MONTRÉAL — C’est une lutte impitoyable entre promoteurs qui aurait finalement poussé la police de Montréal à faire appliquer le Code criminel et à interdire sur son territoire la tenue de tous combats d’arts martiaux amateurs comme le kick-boxing, la boxe thaïlandaise, les arts martiaux mixtes et le jiu-jitsu, soutiennent des membres de cette communauté.

Les organisateurs d’un gala amateur de jiu-jitsu brésilien qui devait avoir lieu à Montréal dimanche dernier tentent maintenant de trouver une nouvelle ville pour accueillir leur événement — qui se tenait chaque année dans la métropole depuis huit ans. Le Service de police de la Ville de Montréal (SPVM) les avait prévenus qu’il pourrait cette année procéder à l’arrestation de participants à cette compétition, à la suite d’une plainte.

Selon le porte-parole des organisateurs, Danny Vu, la police a fait valoir que le jiu-jitsu n’était pas un art martial reconnu par le Comité international olympique.

Le Code criminel canadien interdit depuis 2013 la tenue de galas présentant ce type de «combats concertés», à moins qu’ils ne soient sanctionnés par les autorités provinciales. Les sports olympiques reconnus, comme le judo et le taekwondo, sont cependant permis.

La police n’a pas identifié le plaignant, mais le promoteur montréalais d’arts martiaux Jamie McGowan croit que cette personne «avait certainement des intentions malicieuses et voulait se venger». Selon lui, des concurrents tentent de se nuire en portant plainte à la police.

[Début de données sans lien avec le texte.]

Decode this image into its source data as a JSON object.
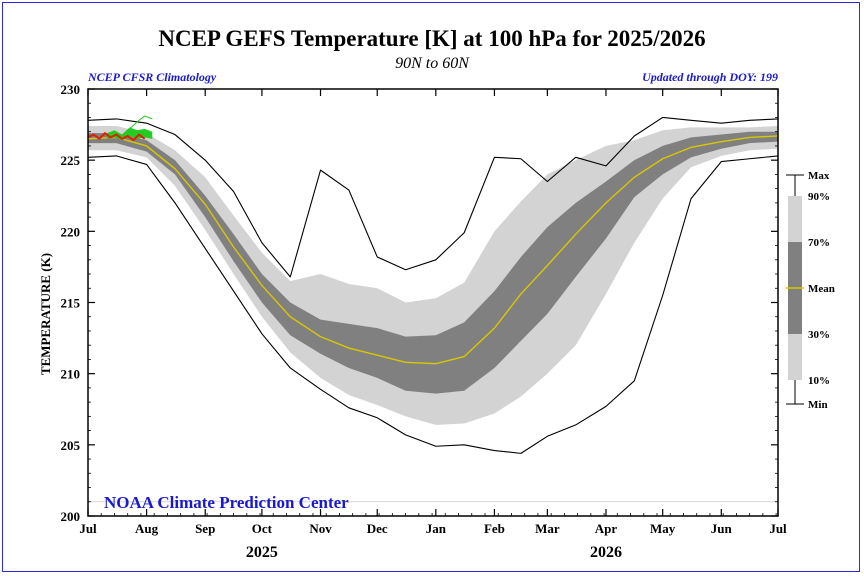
{
  "header": {
    "title": "NCEP GEFS Temperature [K] at 100 hPa for 2025/2026",
    "subtitle": "90N to 60N",
    "left_note": "NCEP CFSR Climatology",
    "right_note": "Updated through DOY: 199",
    "credit": "NOAA Climate Prediction Center"
  },
  "colors": {
    "frame": "#2b2bd6",
    "band_10_90": "#d3d3d3",
    "band_30_70": "#808080",
    "mean": "#d8c800",
    "minmax": "#000000",
    "observed": "#dd2200",
    "forecast_ensemble": "#22cc22",
    "note_text": "#1a1acc"
  },
  "chart_data": {
    "type": "line",
    "title": "NCEP GEFS Temperature [K] at 100 hPa for 2025/2026",
    "subtitle": "90N to 60N",
    "ylabel": "TEMPERATURE (K)",
    "xlabel": "",
    "ylim": [
      200,
      230
    ],
    "xlim_day": [
      0,
      365
    ],
    "yticks": [
      200,
      205,
      210,
      215,
      220,
      225,
      230
    ],
    "months": [
      "Jul",
      "Aug",
      "Sep",
      "Oct",
      "Nov",
      "Dec",
      "Jan",
      "Feb",
      "Mar",
      "Apr",
      "May",
      "Jun",
      "Jul"
    ],
    "month_days": [
      0,
      31,
      62,
      92,
      123,
      153,
      184,
      215,
      243,
      274,
      304,
      335,
      365
    ],
    "years": [
      {
        "label": "2025",
        "day": 92
      },
      {
        "label": "2026",
        "day": 274
      }
    ],
    "climatology": {
      "day": [
        0,
        15,
        31,
        46,
        62,
        77,
        92,
        107,
        123,
        138,
        153,
        168,
        184,
        199,
        215,
        229,
        243,
        258,
        274,
        289,
        304,
        319,
        335,
        350,
        365
      ],
      "max": [
        227.8,
        227.9,
        227.6,
        226.8,
        225.0,
        222.8,
        219.2,
        216.8,
        224.3,
        222.9,
        218.2,
        217.3,
        218.0,
        219.9,
        225.2,
        225.1,
        223.5,
        225.2,
        224.6,
        226.7,
        228.0,
        227.8,
        227.6,
        227.8,
        227.9
      ],
      "p90": [
        227.4,
        227.4,
        226.9,
        225.7,
        223.8,
        221.1,
        218.5,
        216.5,
        217.0,
        216.3,
        216.0,
        215.0,
        215.3,
        216.4,
        220.0,
        222.1,
        224.0,
        225.0,
        226.0,
        226.4,
        227.1,
        227.3,
        227.3,
        227.3,
        227.4
      ],
      "p70": [
        226.9,
        226.9,
        226.4,
        225.0,
        222.5,
        219.8,
        217.0,
        215.0,
        213.8,
        213.5,
        213.2,
        212.6,
        212.7,
        213.6,
        215.8,
        218.2,
        220.3,
        222.0,
        223.5,
        225.0,
        226.0,
        226.6,
        226.8,
        227.0,
        227.0
      ],
      "mean": [
        226.5,
        226.6,
        226.0,
        224.4,
        221.9,
        218.9,
        216.2,
        214.0,
        212.6,
        211.8,
        211.3,
        210.8,
        210.7,
        211.2,
        213.2,
        215.6,
        217.6,
        219.8,
        222.0,
        223.8,
        225.1,
        225.9,
        226.3,
        226.6,
        226.7
      ],
      "p30": [
        226.2,
        226.2,
        225.6,
        224.0,
        221.0,
        217.9,
        215.0,
        212.7,
        211.4,
        210.4,
        209.7,
        208.8,
        208.6,
        208.8,
        210.4,
        212.3,
        214.2,
        216.8,
        219.5,
        222.4,
        224.0,
        225.2,
        225.8,
        226.2,
        226.3
      ],
      "p10": [
        225.7,
        225.7,
        225.2,
        223.2,
        220.1,
        217.0,
        214.0,
        211.5,
        209.7,
        208.5,
        207.8,
        207.0,
        206.4,
        206.5,
        207.2,
        208.4,
        210.0,
        212.0,
        215.6,
        219.2,
        222.3,
        224.5,
        225.3,
        225.7,
        225.8
      ],
      "min": [
        225.2,
        225.3,
        224.7,
        222.0,
        218.8,
        215.8,
        212.8,
        210.4,
        208.9,
        207.6,
        206.9,
        205.7,
        204.9,
        205.0,
        204.6,
        204.4,
        205.6,
        206.4,
        207.7,
        209.5,
        215.5,
        222.3,
        224.9,
        225.1,
        225.3
      ]
    },
    "observed_2025": {
      "day": [
        0,
        3,
        6,
        9,
        12,
        15,
        18,
        21,
        24,
        27,
        30
      ],
      "value": [
        226.6,
        226.8,
        226.5,
        226.9,
        226.6,
        226.8,
        226.5,
        226.7,
        226.4,
        226.8,
        226.5
      ]
    },
    "forecast_ensemble": {
      "day_range": [
        10,
        34
      ],
      "upper": [
        226.9,
        227.1,
        226.8,
        227.3,
        227.1,
        227.2,
        227.0
      ],
      "lower": [
        226.5,
        226.6,
        226.4,
        226.7,
        226.5,
        226.6,
        226.5
      ],
      "outlier_day": [
        22,
        27,
        30,
        34
      ],
      "outlier_value": [
        227.2,
        227.8,
        228.1,
        227.9
      ]
    },
    "legend": {
      "placement": "right",
      "labels": [
        "Max",
        "90%",
        "70%",
        "Mean",
        "30%",
        "10%",
        "Min"
      ]
    }
  }
}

Car même si ces galas sont interdits depuis 2013, ils étaient jusqu’à tout récemment tolérés par les autorités. Mais depuis que des plaintes ont été déposées, le SPVM a dû mener une enquête, ce qui a mené à l’application stricte et universelle de la loi, selon M. McGowan, qui dit organiser des combats d’arts martiaux depuis une dizaine d’années. Il soutient qu’un partenaire d’affaires mécontent a ainsi porté plainte contre lui à la police, en 2015, pour faire dérailler un de ses galas.

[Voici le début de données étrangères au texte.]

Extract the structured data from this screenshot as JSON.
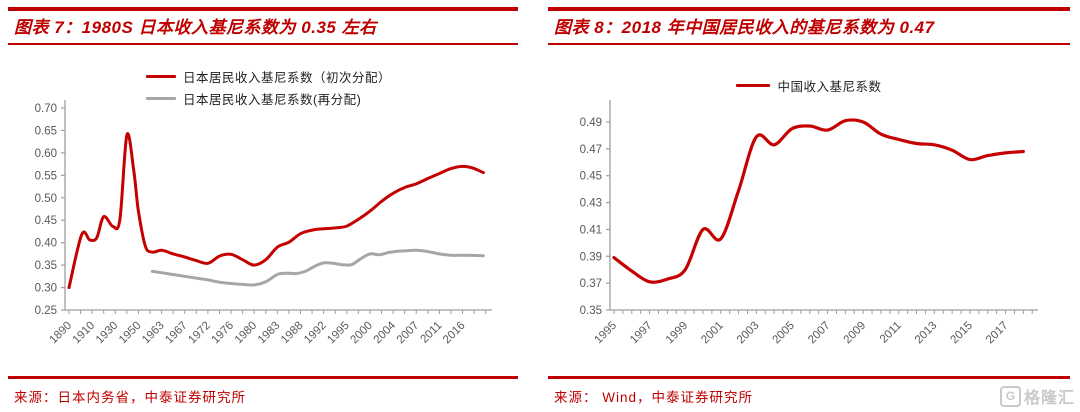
{
  "colors": {
    "accent": "#bf0000",
    "line_red": "#c40000",
    "line_gray": "#a6a6a6",
    "axis": "#9e9e9e",
    "tick_text": "#595959",
    "legend_text": "#1f1f1f",
    "logo_gray": "#c9c9c9"
  },
  "logo": {
    "icon": "gelonghui-logo",
    "initial": "G",
    "text": "格隆汇"
  },
  "chart_data": [
    {
      "type": "line",
      "title": "图表 7：1980S 日本收入基尼系数为 0.35 左右",
      "source": "来源：日本内务省，中泰证券研究所",
      "legend_position": "top",
      "grid": false,
      "ylim": [
        0.25,
        0.7
      ],
      "y_ticks": [
        0.7,
        0.65,
        0.6,
        0.55,
        0.5,
        0.45,
        0.4,
        0.35,
        0.3,
        0.25
      ],
      "x_tick_labels": [
        "1890",
        "1910",
        "1930",
        "1950",
        "1963",
        "1967",
        "1972",
        "1976",
        "1980",
        "1983",
        "1988",
        "1992",
        "1995",
        "2000",
        "2004",
        "2007",
        "2011",
        "2016"
      ],
      "x_axis_note": "category axis; series points use label-index units (0 = 1890 tick, 17 = 2016 tick); spike at ~1940 between 1930 and 1950",
      "series": [
        {
          "name": "日本居民收入基尼系数（初次分配）",
          "color": "#c40000",
          "points": [
            [
              0,
              0.3
            ],
            [
              0.55,
              0.418
            ],
            [
              0.9,
              0.406
            ],
            [
              1.2,
              0.411
            ],
            [
              1.5,
              0.458
            ],
            [
              1.9,
              0.436
            ],
            [
              2.2,
              0.452
            ],
            [
              2.5,
              0.64
            ],
            [
              2.8,
              0.56
            ],
            [
              3.0,
              0.47
            ],
            [
              3.3,
              0.392
            ],
            [
              3.6,
              0.379
            ],
            [
              4.0,
              0.383
            ],
            [
              4.5,
              0.375
            ],
            [
              5.0,
              0.368
            ],
            [
              5.5,
              0.36
            ],
            [
              6.0,
              0.354
            ],
            [
              6.5,
              0.37
            ],
            [
              7.0,
              0.374
            ],
            [
              7.5,
              0.362
            ],
            [
              8.0,
              0.35
            ],
            [
              8.5,
              0.362
            ],
            [
              9.0,
              0.39
            ],
            [
              9.5,
              0.401
            ],
            [
              10.0,
              0.42
            ],
            [
              10.5,
              0.428
            ],
            [
              11.0,
              0.431
            ],
            [
              11.5,
              0.433
            ],
            [
              12.0,
              0.437
            ],
            [
              12.5,
              0.452
            ],
            [
              13.0,
              0.47
            ],
            [
              13.5,
              0.492
            ],
            [
              14.0,
              0.51
            ],
            [
              14.5,
              0.523
            ],
            [
              15.0,
              0.531
            ],
            [
              15.5,
              0.543
            ],
            [
              16.0,
              0.554
            ],
            [
              16.5,
              0.565
            ],
            [
              17.0,
              0.57
            ],
            [
              17.4,
              0.567
            ],
            [
              17.9,
              0.556
            ]
          ]
        },
        {
          "name": "日本居民收入基尼系数(再分配)",
          "color": "#a6a6a6",
          "points": [
            [
              3.6,
              0.336
            ],
            [
              4.0,
              0.333
            ],
            [
              4.5,
              0.329
            ],
            [
              5.0,
              0.325
            ],
            [
              5.5,
              0.321
            ],
            [
              6.0,
              0.317
            ],
            [
              6.5,
              0.312
            ],
            [
              7.0,
              0.309
            ],
            [
              7.5,
              0.307
            ],
            [
              8.0,
              0.306
            ],
            [
              8.5,
              0.313
            ],
            [
              9.0,
              0.329
            ],
            [
              9.4,
              0.332
            ],
            [
              9.8,
              0.331
            ],
            [
              10.2,
              0.336
            ],
            [
              10.6,
              0.347
            ],
            [
              11.0,
              0.355
            ],
            [
              11.4,
              0.354
            ],
            [
              11.8,
              0.351
            ],
            [
              12.2,
              0.351
            ],
            [
              12.6,
              0.364
            ],
            [
              13.0,
              0.375
            ],
            [
              13.4,
              0.373
            ],
            [
              13.8,
              0.378
            ],
            [
              14.2,
              0.381
            ],
            [
              14.6,
              0.382
            ],
            [
              15.0,
              0.383
            ],
            [
              15.5,
              0.38
            ],
            [
              16.0,
              0.375
            ],
            [
              16.5,
              0.372
            ],
            [
              17.0,
              0.372
            ],
            [
              17.9,
              0.371
            ]
          ]
        }
      ]
    },
    {
      "type": "line",
      "title": "图表 8：2018 年中国居民收入的基尼系数为 0.47",
      "source": "来源： Wind，中泰证券研究所",
      "legend_position": "top-center",
      "grid": false,
      "ylim": [
        0.35,
        0.49
      ],
      "y_ticks": [
        0.49,
        0.47,
        0.45,
        0.43,
        0.41,
        0.39,
        0.37,
        0.35
      ],
      "x_tick_labels": [
        "1995",
        "1997",
        "1999",
        "2001",
        "2003",
        "2005",
        "2007",
        "2009",
        "2011",
        "2013",
        "2015",
        "2017"
      ],
      "series": [
        {
          "name": "中国收入基尼系数",
          "color": "#c40000",
          "x": [
            1995,
            1996,
            1997,
            1998,
            1999,
            2000,
            2001,
            2002,
            2003,
            2004,
            2005,
            2006,
            2007,
            2008,
            2009,
            2010,
            2011,
            2012,
            2013,
            2014,
            2015,
            2016,
            2017,
            2018
          ],
          "values": [
            0.389,
            0.379,
            0.371,
            0.373,
            0.38,
            0.41,
            0.403,
            0.439,
            0.479,
            0.473,
            0.485,
            0.487,
            0.484,
            0.491,
            0.49,
            0.481,
            0.477,
            0.474,
            0.473,
            0.469,
            0.462,
            0.465,
            0.467,
            0.468
          ]
        }
      ]
    }
  ]
}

Un an plus tard, raconte M. McGowan, la Corporation de kick-boxing amateur du Québec et Disciplines associées a aussi porté plainte à la police pour tenter de l’éliminer — une version confirmée par le président de cette association. Pierre Breton explique en entrevue que la Corporation de kick-boxing amateur veut conserver jalousement la responsabilité d’organiser des galas amateurs au Québec. Et il rappelle que sa plainte a été suivie d’autres déposées à la police, notamment contre son association.

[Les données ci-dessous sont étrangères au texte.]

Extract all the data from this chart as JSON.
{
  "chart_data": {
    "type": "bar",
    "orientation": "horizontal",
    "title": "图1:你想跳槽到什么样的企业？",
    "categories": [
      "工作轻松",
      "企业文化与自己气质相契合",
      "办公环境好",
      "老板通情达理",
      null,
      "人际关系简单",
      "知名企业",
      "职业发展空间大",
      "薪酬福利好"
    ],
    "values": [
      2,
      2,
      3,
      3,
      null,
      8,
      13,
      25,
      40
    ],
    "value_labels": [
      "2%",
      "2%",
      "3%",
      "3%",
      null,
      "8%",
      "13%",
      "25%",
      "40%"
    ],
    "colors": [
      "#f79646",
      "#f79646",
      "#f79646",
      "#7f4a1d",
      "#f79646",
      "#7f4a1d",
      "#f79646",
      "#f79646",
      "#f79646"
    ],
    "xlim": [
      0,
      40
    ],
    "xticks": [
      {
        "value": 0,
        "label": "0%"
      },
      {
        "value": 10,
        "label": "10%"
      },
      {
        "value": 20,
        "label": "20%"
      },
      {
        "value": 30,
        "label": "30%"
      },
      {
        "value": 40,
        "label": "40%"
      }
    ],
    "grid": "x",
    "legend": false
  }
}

Cette escalade visant à éliminer un concurrent s’est cependant retournée contre l’arroseur, note M. McGowan. «Ils ont découvert brutalement qu’ils étaient eux aussi illégaux.» Ce que Pierre Breton réfute en partie, en transmettant une copie d’un document du ministère québécois de l’Éducation, du Loisir et du Sport. Le ministère y explique que Québec tente actuellement d’élaborer une politique qui clarifierait quels sports de combat amateurs seraient permis sur son territoire. M. Breton a bon espoir de retrouver un jour son accréditation.

Martin Nguyen, un des organisateurs du gala de jiu-jitsu brésilien annulé dimanche dernier, ne détient aucune preuve que la plainte provient d’un concurrent qui souhaitait faire dérailler l’événement. Il soutient par ailleurs que cette discipline n’est pas comparable aux arts martiaux mixtes ou à d’autres sports de combat amateurs: les participants ne se frappent pas mais se colletaillent, comme des lutteurs olympiques.

«Ceux qui pratiquent le jiu-jitsu (brésilien) sont des avocats, des policiers, des professionnels — ce n’est pas comme les arts martiaux mixtes», soutient-il. «On nous met tous dans le même sac et s’il y a vraiment une guerre entre promoteurs, ce serait vraiment dommage que nous en soyons des victimes collatérales.»